Recurrent mutations in CIC were initially identified in oligodendroglioma; subsequently, several CIC aberrations were found in multiple types of cancers including medulloblastoma, breast cancer, and small blue round cell tumors (Wong & Yip, 2020; Huang et al., 2016). In mammals, CIC forms a transcriptional repressor complex with ATXN1. Gain of function of the complex underlies the pathogenesis of spinocerebellar ataxia type 1 (Lam et al., 2006), and a spectrum of neurobehavior phenotypes which include hyperactivity, impaired learning and memory, and abnormal maturation and maintenance of upper-layer cortical neurons (Lu et al., 2017). Our previous study demonstrated that CIC acts as a transcription activator of FOLR1 and CIC loss of function contributes to the occurrence of cerebral folate deficiency through diminished FOLR1 expression (Cao et al., 2021). Although previous studies have identified mutations in the human CIC gene are associated with neurobehavioral phenotypes, there are no reports of CIC mutations in NTD patients.

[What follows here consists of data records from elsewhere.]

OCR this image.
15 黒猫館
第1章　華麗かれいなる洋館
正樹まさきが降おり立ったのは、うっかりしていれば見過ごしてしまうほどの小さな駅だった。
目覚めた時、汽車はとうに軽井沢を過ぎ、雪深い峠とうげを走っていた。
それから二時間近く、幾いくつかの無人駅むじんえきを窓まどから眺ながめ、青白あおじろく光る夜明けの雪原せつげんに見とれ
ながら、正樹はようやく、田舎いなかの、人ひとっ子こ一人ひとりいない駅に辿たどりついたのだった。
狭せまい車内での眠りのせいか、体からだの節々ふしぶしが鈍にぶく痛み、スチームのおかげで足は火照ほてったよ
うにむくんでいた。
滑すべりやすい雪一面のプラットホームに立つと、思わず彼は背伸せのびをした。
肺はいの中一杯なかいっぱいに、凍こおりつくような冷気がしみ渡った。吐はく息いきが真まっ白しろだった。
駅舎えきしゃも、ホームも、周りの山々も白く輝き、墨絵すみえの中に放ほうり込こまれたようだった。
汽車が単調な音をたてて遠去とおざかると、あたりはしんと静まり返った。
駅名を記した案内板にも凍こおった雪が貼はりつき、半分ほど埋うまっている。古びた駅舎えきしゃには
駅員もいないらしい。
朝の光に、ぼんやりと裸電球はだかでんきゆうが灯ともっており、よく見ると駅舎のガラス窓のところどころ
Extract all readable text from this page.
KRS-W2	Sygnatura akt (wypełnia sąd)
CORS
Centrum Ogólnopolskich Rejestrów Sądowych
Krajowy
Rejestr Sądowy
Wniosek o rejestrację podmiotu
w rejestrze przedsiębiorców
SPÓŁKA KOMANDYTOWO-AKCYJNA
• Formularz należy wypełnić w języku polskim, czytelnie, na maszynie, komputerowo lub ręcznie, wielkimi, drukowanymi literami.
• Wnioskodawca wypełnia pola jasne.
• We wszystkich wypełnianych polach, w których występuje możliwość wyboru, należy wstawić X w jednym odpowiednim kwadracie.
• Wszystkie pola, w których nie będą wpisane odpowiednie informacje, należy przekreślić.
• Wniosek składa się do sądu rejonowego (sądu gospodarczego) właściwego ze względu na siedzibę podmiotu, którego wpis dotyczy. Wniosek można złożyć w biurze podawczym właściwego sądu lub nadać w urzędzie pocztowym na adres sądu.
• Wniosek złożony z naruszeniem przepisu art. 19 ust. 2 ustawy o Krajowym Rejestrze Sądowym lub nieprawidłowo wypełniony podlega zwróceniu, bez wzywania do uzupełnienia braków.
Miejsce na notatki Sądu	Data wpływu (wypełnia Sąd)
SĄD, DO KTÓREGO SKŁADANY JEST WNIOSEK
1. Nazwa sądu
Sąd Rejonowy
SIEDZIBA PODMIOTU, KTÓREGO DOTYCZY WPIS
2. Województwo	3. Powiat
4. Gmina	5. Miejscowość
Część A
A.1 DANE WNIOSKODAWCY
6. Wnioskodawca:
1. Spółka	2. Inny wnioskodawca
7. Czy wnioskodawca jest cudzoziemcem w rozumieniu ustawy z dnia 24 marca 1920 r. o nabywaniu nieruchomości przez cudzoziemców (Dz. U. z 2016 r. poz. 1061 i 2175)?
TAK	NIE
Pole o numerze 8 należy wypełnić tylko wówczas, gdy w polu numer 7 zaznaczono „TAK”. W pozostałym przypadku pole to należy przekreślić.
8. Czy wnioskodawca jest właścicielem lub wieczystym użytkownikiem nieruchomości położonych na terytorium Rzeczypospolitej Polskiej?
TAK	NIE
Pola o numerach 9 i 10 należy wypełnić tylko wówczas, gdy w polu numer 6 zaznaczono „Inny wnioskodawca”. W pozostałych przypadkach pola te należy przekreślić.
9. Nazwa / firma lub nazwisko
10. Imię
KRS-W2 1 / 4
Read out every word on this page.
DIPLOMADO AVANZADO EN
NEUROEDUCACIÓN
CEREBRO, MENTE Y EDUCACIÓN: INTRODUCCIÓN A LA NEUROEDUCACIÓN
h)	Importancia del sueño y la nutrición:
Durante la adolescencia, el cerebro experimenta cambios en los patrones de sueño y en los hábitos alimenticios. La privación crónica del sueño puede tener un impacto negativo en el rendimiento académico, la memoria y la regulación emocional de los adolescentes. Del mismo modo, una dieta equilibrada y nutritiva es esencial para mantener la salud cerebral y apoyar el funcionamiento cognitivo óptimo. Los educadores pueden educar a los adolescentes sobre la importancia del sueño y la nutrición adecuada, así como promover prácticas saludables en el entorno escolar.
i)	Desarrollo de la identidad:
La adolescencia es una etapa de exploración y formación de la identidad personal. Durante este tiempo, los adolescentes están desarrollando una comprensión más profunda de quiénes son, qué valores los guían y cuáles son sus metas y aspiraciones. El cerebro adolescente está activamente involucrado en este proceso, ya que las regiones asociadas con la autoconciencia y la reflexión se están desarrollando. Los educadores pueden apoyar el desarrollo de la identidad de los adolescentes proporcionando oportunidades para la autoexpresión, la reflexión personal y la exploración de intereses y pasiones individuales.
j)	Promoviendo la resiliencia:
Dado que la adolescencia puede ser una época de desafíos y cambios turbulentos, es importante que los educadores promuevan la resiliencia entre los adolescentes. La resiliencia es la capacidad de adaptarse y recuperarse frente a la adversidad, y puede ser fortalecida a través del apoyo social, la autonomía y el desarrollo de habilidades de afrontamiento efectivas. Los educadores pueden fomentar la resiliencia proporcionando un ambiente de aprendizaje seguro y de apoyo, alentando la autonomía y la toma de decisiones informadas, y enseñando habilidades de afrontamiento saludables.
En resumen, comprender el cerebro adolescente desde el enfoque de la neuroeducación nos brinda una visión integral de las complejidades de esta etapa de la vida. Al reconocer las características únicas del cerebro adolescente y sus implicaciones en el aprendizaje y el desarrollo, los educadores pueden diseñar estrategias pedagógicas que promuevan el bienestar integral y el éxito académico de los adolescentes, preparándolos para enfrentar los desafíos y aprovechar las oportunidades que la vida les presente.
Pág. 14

To better understand the genetic etiology of human NTDs, we analyzed whole genome sequencing (WGS) data on 140 cases with isolated spina bifida from the U.S. and detected eight rare missense CIC variants. Functional analysis indicated that CIC missense variants identified in NTD cases downregulated the FOLR1 protein level and PCP signaling in Hela and NIH3T3 cell lines. Overall, our results support for the first time that CIC variants potentially contribute to the etiology of human NTDs.